Notably, however, performance in the consecutive presentation condition was superior to the simultaneous condition, both in terms of accuracy and reaction time. This could be due to the fact that participants had to determine how to divide their attention among the two translations on the screen in the simultaneous presentation condition. We did not provide participants with instructions regarding strategies to use when studying the material on the training screen, therefore it is possible that by presenting multiple translations on the screen simultaneously overwhelmed them. To try to mitigate this, we allowed additional time: the same amount of time as the two consecutive trials together. However, without direction, we do not know how participants managed their time, and unfortunately, we did not ask them following the experiment. In a future experiment, it would be useful to ask participants what strategies they used, or to give varied instructions (e.g. study each word for half the time). Perhaps a more useful instruction may be to help learners try to integrate the two translations (e.g. the keyword method), or to try to find similarities or differences between them; in other words, to ask learners to do something active during the study task. Nevertheless, when TSV was highest, the difference between the training conditions disappeared (see Figure 5), demonstrating the powerful role that translation similarity played during training.

Additionally, it may be that learners with particular cognitive characteristics may be better able to take advantage of simultaneous presentation of multiple translation pairs without additional direction. For example, as noted above, we did not provide learners with specific directions regarding how they should allocate their time. This could have overwhelmed learners who have a tendency to become distracted. Including measures in future research such as the Stroop (Stroop, 1935) or working memory task (e.g. Turner and Engle, 1989) would permit us to examine whether there are particular cognitive skills or characteristics (e.g. better ability to ignore task-irrelevant information, higher working memory) that go along with an ability to benefit from certain training manipulations (e.g. Martin and Ellis, 2012; Terrazas, 2018).

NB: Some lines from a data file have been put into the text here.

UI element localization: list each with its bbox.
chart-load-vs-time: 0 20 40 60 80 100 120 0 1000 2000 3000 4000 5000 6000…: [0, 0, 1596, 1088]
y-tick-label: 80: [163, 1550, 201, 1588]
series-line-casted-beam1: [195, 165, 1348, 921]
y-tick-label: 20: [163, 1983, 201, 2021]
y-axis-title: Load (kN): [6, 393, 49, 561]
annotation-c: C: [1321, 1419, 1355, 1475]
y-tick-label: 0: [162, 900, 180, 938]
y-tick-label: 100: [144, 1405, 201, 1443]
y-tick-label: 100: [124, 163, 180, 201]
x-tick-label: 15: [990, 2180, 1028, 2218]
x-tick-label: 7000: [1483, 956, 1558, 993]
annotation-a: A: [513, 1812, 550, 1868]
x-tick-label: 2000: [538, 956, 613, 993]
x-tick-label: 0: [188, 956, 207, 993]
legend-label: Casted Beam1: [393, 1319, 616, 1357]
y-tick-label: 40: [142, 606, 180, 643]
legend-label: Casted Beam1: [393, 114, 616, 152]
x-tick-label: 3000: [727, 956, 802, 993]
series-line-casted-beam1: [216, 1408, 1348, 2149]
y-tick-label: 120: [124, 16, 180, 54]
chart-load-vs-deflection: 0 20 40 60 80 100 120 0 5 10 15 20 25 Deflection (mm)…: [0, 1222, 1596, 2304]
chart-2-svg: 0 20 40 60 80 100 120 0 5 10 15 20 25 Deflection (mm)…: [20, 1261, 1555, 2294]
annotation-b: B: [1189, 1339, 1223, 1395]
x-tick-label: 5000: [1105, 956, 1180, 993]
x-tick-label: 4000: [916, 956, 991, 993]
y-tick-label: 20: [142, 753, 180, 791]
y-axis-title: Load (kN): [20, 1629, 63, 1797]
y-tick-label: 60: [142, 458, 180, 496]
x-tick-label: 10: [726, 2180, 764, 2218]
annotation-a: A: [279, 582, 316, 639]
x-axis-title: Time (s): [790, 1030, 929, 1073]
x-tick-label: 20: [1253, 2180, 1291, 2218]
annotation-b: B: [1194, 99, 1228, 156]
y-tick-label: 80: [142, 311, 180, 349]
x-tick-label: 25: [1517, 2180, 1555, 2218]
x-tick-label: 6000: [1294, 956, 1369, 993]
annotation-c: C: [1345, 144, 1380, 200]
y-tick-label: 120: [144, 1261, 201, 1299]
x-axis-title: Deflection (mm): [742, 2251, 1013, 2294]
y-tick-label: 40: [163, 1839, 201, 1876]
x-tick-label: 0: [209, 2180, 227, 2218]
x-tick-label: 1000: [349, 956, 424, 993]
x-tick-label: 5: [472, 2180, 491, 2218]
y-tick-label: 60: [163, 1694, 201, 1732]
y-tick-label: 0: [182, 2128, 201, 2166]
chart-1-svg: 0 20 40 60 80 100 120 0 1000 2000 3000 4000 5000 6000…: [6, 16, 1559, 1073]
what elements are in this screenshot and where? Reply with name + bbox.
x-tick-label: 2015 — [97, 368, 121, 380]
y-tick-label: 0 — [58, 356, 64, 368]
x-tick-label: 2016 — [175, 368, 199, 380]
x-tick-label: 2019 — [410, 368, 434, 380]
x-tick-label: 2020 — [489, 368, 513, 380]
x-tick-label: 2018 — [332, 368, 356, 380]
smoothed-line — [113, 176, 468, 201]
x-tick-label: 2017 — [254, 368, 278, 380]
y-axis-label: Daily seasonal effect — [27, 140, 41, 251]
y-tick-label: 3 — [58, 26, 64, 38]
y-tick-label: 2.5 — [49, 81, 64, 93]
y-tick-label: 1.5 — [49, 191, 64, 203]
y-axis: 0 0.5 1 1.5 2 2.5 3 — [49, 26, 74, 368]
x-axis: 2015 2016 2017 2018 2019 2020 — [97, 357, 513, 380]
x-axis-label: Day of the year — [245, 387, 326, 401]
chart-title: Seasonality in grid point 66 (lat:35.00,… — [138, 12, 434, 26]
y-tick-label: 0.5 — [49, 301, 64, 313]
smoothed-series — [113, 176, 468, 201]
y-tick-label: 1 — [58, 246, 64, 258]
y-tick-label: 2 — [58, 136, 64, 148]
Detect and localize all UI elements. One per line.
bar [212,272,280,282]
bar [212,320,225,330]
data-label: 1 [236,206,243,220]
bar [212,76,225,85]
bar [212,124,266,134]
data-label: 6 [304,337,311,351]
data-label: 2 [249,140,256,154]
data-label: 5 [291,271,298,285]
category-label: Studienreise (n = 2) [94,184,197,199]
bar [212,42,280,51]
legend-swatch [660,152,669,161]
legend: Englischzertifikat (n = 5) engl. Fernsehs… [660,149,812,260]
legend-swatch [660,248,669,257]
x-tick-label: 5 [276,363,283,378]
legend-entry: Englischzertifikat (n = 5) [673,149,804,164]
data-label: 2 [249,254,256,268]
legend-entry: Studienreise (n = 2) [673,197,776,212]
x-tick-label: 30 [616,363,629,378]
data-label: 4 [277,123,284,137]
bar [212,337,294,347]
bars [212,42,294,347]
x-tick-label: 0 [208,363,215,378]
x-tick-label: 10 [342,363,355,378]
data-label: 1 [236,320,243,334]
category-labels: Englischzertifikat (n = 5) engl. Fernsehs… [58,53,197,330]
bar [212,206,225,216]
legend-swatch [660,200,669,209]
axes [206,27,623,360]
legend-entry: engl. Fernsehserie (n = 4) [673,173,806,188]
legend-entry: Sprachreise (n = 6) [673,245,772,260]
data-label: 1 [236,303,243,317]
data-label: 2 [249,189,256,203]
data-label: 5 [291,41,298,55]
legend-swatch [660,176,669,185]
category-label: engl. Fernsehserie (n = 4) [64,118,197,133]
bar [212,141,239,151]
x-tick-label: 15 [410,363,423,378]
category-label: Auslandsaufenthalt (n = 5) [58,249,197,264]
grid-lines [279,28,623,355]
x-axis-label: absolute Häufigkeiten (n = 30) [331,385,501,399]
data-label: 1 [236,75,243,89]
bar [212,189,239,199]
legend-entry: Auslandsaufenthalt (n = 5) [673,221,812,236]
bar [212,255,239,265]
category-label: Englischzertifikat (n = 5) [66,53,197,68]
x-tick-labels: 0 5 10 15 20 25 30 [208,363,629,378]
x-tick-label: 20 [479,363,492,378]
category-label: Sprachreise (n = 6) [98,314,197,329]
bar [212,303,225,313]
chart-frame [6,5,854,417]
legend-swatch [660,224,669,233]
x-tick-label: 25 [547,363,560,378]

As expected, performance for consecutively-trained words was not different from translation-unambiguous words, replicating the findings of Degani et al. (2014). This observation is important given prior observations of a translation-ambiguity disadvantage (e.g. Basnight-Brown et al., 2020; Degani and Tokowicz, 2010; Laxén and Lavaur, 2010). We also observed that performance got faster from Session 2 to Session 3, and that performance was faster overall for words with more related translations (e.g. Bracken et al., 2017). We found additional results that are consistent with past research as well, including faster and more accurate responses for shorter L2 words and more concrete words (e.g. de Groot, 1992b).

A novel finding in this study is that TSV affected performance in response time (RT) and accuracy in a translation production task. This variable was previously shown to affect both accuracy and RT performance in translation recognition, so this serves as a generalization of this variable to production. The pattern of results across the two studies are very similar; higher TSV is associated with higher accuracy and faster RT in both studies, although it affected the consecutive condition to a lesser degree in accuracy in the present study. It is interesting that TSV interacted with the training manipulation in accuracy but there was a main effect for reaction time. This is most likely because translation production is a more difficult task for beginning learners, and therefore we see effects of our training manipulating most easily in the accuracy measure. It is also important to note that in previous research on this topic, TSV outperformed a dichotomous measure that separated words with translations that were for separate meanings of the word (Kiefer = pine/jaw) vs. words with two translations that meant roughly the same thing (Tüte = bag, sack) (Bracken et al., 2017). This finding, along with other details from that study, demonstrate that the psychological reality of translation similarity is continuous rather than dichotomous.